Namazın ruhunun aslı huşu ve kalbin bütün namazda hazır olmasıdır.çünkü namazdan maksat kalbi Allahü Teala ile bulundurmak ,heybet ve tazim yoluyla Allahü Teala’yı yeniden zikretmektir.Hususan Allahü Teala’’Beni hatırlamak için namaz kıl.’’buyuruyor.Peygamber Efendimiz (s.a.v.) buyurdu ki:’’Bir çok insanlar vardır.Namazdan nasibleri sıkıntı ve eziyetten başka bir şey değildir.’’ Bu da vücudu namazda olup,kalbi gafil olanların namazıdır.Yine buyurdu ki:’’Çok namaz kılanlar vardır ki,namazlarından onda bir veya altıda birden fazlası yazılmaz.Herkesin namazından yazılan,kalbi hazır olduğu kısımlardır’’.Yine buyurdu ki:’’Bir kimseden ayrılır gibi namaz kıl.’’Yani kendine ve isteklerine veda et,onlardan ayrıl.Hatta Allahü Teala’dan gayrı her şeyden uzaklaş,bütün varlığını namaza ver.Bunun içindir ki,Hz. Aişe(r.anha)buyuruyor:’’Resüllah (s.a.v.) bizimle konuşuyordu.Biz de onunla konuşuyorduk.Namaz vakti gelince ,bizi tanımadığını söyledi.Bu ,Allahü Teala’nın azameti,büyüklüğü ile olan meşguliyet ve Allahü Teala’ya tutkunluğu sebebi ile idi.!’’

Peygamber Efendimiz s.a.v. buyurdu ki:’’Kalbin hazır olmadı namaza Allahü Teala bakmaz.’’İbrahim-aleyhisselam-namaz kıldığı zaman kalbinin darabını iki mil uzaktan duyuluyordu.Hz. Ali (r.a.) namaz için kalktlığı zaman vücudunu bir titreme alır,yüzünün rengi değişir ve ‘’yedi kat göklere ve yere arz edilen ve onların taşıyamadıkları emanetin zamanı geldi’’derdi.Süfyan-ı Sevri der ki:’’Namazı huşu ile kılmayanın,namazı doğru olmaz.’’
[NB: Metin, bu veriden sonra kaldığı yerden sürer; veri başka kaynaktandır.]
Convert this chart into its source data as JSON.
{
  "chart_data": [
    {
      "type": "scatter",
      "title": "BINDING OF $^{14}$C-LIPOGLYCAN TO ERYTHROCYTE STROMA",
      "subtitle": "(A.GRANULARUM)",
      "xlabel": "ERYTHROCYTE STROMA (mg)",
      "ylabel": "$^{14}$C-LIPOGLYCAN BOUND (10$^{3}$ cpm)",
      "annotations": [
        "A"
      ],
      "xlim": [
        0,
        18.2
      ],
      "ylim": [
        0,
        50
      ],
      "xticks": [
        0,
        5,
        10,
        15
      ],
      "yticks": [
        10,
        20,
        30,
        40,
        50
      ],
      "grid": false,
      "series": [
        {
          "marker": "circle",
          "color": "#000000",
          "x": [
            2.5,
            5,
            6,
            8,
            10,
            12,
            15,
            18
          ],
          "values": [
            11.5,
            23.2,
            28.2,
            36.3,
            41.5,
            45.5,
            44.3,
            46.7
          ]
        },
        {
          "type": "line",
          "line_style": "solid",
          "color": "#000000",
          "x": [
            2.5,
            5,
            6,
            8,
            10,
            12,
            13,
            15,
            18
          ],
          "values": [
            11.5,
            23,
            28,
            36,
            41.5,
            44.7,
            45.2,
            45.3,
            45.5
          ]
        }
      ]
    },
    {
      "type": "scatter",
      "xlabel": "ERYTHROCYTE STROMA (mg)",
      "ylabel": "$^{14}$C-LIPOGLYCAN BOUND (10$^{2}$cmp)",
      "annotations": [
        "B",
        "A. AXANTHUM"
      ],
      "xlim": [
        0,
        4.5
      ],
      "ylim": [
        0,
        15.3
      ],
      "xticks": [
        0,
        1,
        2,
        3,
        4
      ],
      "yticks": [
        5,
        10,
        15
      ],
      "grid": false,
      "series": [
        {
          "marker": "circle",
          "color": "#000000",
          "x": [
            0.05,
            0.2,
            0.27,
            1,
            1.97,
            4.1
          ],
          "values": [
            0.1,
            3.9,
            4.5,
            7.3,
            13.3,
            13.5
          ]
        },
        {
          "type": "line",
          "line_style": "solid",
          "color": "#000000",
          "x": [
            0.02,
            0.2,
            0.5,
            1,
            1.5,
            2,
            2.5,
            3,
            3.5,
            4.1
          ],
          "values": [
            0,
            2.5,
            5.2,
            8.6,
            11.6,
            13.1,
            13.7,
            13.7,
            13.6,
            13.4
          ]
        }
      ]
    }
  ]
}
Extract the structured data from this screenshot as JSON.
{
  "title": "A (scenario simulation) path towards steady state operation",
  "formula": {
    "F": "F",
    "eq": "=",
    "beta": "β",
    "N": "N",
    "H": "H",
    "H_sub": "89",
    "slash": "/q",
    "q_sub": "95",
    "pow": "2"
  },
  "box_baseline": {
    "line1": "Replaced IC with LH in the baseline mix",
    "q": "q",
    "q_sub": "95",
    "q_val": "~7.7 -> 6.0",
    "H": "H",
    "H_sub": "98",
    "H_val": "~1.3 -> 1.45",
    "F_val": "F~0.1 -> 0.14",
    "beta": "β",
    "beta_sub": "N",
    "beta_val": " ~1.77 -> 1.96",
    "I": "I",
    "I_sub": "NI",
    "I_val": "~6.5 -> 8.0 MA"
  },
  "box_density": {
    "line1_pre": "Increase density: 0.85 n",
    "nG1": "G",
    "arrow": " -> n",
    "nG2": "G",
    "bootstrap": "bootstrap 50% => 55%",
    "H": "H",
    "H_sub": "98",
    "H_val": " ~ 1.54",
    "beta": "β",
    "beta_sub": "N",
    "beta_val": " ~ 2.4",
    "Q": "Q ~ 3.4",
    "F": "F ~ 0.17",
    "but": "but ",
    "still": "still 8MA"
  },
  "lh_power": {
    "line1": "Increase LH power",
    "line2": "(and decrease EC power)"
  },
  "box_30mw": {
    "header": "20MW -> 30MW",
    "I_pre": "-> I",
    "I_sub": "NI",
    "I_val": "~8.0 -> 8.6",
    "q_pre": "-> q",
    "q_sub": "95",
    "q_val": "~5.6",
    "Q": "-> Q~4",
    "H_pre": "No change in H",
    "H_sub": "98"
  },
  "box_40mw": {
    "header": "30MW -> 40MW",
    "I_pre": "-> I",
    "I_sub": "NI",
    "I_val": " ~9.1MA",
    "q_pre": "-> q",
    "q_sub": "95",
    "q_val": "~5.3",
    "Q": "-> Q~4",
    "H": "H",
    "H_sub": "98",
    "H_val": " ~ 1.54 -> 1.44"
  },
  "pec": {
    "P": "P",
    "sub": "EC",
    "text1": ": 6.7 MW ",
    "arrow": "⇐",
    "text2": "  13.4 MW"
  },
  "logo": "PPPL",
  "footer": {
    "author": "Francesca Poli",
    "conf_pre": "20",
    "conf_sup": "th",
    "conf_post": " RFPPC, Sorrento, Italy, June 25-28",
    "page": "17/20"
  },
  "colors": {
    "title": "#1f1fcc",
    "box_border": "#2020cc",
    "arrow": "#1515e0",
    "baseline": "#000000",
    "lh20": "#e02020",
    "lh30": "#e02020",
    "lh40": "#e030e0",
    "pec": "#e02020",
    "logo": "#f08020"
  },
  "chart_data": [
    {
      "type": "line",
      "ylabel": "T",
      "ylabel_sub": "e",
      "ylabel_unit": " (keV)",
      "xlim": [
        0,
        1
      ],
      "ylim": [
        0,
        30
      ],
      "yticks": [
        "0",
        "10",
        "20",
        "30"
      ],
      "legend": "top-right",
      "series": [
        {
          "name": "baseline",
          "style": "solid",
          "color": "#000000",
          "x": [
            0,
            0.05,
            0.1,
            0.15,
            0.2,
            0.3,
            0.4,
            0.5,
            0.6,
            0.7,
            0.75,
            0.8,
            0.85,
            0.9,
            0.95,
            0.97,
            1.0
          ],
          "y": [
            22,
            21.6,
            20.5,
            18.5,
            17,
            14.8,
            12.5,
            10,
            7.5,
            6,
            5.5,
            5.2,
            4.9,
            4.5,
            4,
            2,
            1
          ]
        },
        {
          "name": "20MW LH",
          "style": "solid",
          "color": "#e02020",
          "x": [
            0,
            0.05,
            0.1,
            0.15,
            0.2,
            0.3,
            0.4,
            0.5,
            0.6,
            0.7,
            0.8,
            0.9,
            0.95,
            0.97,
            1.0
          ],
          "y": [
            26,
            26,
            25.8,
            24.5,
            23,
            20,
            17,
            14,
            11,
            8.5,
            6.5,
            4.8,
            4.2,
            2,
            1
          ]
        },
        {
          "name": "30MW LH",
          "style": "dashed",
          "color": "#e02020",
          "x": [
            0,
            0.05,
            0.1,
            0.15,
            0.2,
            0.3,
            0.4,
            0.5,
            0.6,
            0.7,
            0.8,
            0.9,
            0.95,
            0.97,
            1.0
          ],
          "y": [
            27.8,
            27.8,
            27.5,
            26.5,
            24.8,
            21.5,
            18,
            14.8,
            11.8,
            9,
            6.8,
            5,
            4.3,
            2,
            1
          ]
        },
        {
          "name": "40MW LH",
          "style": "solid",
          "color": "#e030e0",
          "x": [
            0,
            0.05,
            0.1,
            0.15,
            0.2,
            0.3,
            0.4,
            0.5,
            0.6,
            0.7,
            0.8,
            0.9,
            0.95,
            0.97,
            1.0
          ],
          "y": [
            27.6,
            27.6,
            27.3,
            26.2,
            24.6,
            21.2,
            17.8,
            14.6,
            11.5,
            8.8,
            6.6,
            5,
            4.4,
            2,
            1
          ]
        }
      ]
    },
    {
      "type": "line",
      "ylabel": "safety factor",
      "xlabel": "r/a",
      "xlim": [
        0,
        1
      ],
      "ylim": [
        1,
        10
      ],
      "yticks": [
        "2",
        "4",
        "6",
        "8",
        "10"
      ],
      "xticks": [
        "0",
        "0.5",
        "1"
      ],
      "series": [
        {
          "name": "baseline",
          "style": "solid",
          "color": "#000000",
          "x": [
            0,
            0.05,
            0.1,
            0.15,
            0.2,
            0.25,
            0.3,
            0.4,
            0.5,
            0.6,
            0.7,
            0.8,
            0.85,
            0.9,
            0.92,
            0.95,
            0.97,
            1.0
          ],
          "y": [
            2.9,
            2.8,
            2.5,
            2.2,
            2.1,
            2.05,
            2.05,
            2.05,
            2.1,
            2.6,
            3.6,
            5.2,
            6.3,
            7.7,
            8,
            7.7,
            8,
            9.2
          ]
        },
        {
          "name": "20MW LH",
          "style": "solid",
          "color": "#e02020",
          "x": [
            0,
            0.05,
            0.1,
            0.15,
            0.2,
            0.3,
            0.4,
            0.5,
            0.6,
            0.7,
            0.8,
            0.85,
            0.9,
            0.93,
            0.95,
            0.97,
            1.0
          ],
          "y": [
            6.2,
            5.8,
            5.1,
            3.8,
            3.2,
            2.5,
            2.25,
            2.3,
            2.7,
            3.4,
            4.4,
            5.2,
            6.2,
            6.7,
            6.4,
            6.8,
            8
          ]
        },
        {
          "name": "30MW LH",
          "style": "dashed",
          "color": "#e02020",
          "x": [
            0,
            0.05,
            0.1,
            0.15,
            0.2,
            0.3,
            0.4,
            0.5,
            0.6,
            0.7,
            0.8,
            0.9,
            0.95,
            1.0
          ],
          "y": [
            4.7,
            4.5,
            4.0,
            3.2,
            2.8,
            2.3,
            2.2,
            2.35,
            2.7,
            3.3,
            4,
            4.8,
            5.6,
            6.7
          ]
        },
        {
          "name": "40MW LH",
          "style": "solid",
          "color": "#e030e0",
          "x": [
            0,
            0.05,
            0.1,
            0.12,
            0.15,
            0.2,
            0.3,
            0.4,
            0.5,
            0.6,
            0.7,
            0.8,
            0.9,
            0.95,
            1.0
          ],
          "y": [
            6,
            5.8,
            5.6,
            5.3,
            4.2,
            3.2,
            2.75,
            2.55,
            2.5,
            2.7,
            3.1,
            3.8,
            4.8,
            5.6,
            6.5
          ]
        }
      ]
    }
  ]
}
O halde buradan anlaşıldı ki,namazın ruhundan maksat,kalbin daima hazır olmasıdır.Tekbir alırken hazır olmaktan başka kalbi hazır olmayanın namazın ruhundan nasibi bir nefesten fazla değildir.Nefes almaktan başka hayat eseri olmayan kimseye benzer.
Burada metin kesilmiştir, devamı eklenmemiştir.